Le Méné, who is also an academy member, criticized his two fellow members in a commentary in the French daily Le Figaro, saying that “it is one thing for people to express their personal opinion; it is quite another to use their positions to officially commit the Pontifical Academy for Life.” Moreover, he said it was “just as well” other members were not consulted, as the academy cannot support such positions contrary to the Church’s magisterium.
He also echoed Cardinal Eijk’s rejection of the application of Article 73 of Evangelium Vitae in this instance, as he said it would be a matter of “deliberately enacting an evil law to avoid another future one, which would be more evil.”
“The law it is purported to avoid will end up passing even faster,” he warned. “Nothing and no one will prevent extending the initial transgression, which invites medicine to bring about death.”
In comments to the Register, Le Méné said there is “no reason to think that this teaching could be changed” and that the prohibition of killing “largely predates Christianity; it is a matter of natural morality.” Voting for an immoral law, he said, “can never be the choice of a Christian,” he said, and if the academy were to “fall into the trap of the lesser evil [that] would make it lose its justification.”

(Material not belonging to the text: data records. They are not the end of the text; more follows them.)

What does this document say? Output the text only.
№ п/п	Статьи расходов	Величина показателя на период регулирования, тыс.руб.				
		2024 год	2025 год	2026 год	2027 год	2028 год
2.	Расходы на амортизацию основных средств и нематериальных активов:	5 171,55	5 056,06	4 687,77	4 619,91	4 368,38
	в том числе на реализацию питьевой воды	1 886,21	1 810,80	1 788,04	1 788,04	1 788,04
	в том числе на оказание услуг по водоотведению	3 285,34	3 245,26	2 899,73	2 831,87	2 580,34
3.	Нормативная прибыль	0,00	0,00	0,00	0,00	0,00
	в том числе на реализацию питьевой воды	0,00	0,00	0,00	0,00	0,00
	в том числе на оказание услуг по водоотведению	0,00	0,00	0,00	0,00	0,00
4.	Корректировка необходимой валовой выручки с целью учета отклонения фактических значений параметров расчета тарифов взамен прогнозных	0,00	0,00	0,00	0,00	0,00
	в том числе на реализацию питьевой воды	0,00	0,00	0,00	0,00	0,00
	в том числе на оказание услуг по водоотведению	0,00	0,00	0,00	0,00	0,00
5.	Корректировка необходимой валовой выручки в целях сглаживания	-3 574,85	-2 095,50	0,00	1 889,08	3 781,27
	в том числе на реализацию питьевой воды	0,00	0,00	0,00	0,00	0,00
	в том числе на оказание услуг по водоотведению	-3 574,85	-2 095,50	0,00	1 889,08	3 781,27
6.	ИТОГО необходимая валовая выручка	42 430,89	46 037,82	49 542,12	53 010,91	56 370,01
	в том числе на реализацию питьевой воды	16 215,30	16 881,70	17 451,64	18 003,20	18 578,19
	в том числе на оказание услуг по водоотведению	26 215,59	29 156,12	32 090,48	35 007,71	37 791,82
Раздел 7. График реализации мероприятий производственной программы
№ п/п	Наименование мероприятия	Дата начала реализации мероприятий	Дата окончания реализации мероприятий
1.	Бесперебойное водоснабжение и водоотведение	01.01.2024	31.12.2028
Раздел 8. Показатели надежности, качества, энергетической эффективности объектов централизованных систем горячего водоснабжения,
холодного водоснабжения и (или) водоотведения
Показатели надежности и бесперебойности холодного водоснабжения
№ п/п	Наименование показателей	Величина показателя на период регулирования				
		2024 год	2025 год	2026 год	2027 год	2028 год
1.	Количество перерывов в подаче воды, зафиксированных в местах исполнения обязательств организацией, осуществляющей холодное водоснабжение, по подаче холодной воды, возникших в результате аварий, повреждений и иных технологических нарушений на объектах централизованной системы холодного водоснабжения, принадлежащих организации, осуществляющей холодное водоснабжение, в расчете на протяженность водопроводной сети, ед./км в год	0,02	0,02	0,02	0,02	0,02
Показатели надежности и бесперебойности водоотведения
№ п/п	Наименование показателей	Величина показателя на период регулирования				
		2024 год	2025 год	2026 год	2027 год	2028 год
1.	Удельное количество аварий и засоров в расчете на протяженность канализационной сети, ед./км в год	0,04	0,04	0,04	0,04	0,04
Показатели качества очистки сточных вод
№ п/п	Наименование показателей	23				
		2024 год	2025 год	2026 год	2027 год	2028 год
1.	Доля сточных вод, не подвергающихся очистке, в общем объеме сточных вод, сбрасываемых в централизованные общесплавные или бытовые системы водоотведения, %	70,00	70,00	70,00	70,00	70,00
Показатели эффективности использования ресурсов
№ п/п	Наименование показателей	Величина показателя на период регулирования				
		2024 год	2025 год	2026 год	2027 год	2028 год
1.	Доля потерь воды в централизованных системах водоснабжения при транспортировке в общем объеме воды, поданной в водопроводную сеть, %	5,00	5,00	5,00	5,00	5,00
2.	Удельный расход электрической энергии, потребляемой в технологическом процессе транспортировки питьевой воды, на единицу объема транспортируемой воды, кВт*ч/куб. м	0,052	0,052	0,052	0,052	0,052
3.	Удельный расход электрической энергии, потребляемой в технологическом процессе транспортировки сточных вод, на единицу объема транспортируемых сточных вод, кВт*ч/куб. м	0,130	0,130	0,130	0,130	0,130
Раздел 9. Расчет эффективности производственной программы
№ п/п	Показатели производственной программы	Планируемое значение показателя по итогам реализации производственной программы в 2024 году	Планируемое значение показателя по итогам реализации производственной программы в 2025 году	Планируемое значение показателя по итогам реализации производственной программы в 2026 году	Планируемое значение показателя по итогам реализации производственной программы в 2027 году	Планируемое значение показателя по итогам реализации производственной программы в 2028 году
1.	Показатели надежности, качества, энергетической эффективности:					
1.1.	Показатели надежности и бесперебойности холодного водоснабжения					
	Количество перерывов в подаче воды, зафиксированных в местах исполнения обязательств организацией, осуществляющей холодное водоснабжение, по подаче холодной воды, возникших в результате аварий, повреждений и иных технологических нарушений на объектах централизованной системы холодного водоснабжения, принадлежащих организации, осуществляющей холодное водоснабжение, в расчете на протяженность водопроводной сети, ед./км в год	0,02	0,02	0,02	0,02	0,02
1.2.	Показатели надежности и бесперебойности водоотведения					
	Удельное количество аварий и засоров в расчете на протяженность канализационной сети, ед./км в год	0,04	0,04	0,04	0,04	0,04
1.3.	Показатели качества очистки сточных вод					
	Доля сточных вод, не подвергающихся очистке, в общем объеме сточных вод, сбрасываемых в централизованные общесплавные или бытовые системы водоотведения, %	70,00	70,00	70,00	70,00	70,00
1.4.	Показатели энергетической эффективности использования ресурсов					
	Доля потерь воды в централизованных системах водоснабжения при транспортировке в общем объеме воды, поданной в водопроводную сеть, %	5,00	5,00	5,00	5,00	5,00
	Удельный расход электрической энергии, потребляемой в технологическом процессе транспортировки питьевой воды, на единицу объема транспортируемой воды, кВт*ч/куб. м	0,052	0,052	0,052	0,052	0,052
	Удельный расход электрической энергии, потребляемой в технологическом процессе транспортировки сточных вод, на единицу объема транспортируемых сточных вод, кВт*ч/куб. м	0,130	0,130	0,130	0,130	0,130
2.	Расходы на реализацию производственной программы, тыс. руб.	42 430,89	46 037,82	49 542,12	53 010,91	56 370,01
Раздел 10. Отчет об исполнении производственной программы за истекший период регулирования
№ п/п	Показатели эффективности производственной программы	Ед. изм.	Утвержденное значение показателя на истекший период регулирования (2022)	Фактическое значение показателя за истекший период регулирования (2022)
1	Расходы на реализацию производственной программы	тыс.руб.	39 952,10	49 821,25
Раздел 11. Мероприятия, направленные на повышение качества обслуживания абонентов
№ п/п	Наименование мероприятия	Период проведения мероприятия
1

Le Méné also criticized Thiel for stating publicly in her article that she was a member of the academy. Academy members are bound by its statutes, namely article 5 §5(b), which states that academicians must “commit to promoting and defending the principles related to the value of life and the dignity of the human person, interpreted in a way that conforms with the magisterium of the Church.”
Le Méné said to support legislation in favor of assisted suicide “is a departure” from such a prescription.
Le Méné said such incidents could be avoided if there was greater collaboration between academicians and decisions taken together on what works are “worthy of publication and which are not.”
The Register asked the Pontifical Academy for Life if it wished to comment on the apparent breach of the academy’s statues and if action would be taken to prevent such statements in the future, but it did not respond.
In a Feb. 18 statement, the academy “warmly welcome[d]” the Constitutional Court’s decision of Feb. 15, saying that a referendum “would have opened the way to euthanasia.” It also made a point of stating that it “reiterates the teaching of the Catholic Church, reaffirms the value and respect for every human life, is opposed to suicide, therefore also to assisted suicide, as recalled several times by the Pope.”
Le Méné told the Register Feb. 18 that he respected the judges’ decision, adding he did not think the court “needed Father Casalone’s article to understand that the referendum on the homicide of a consenting person was madness and that it should be rejected.”
But he added that, in the absence of a referendum, parliament will still try to legislate for it, and Father Casalone’s article “provides justification for it to be passed.”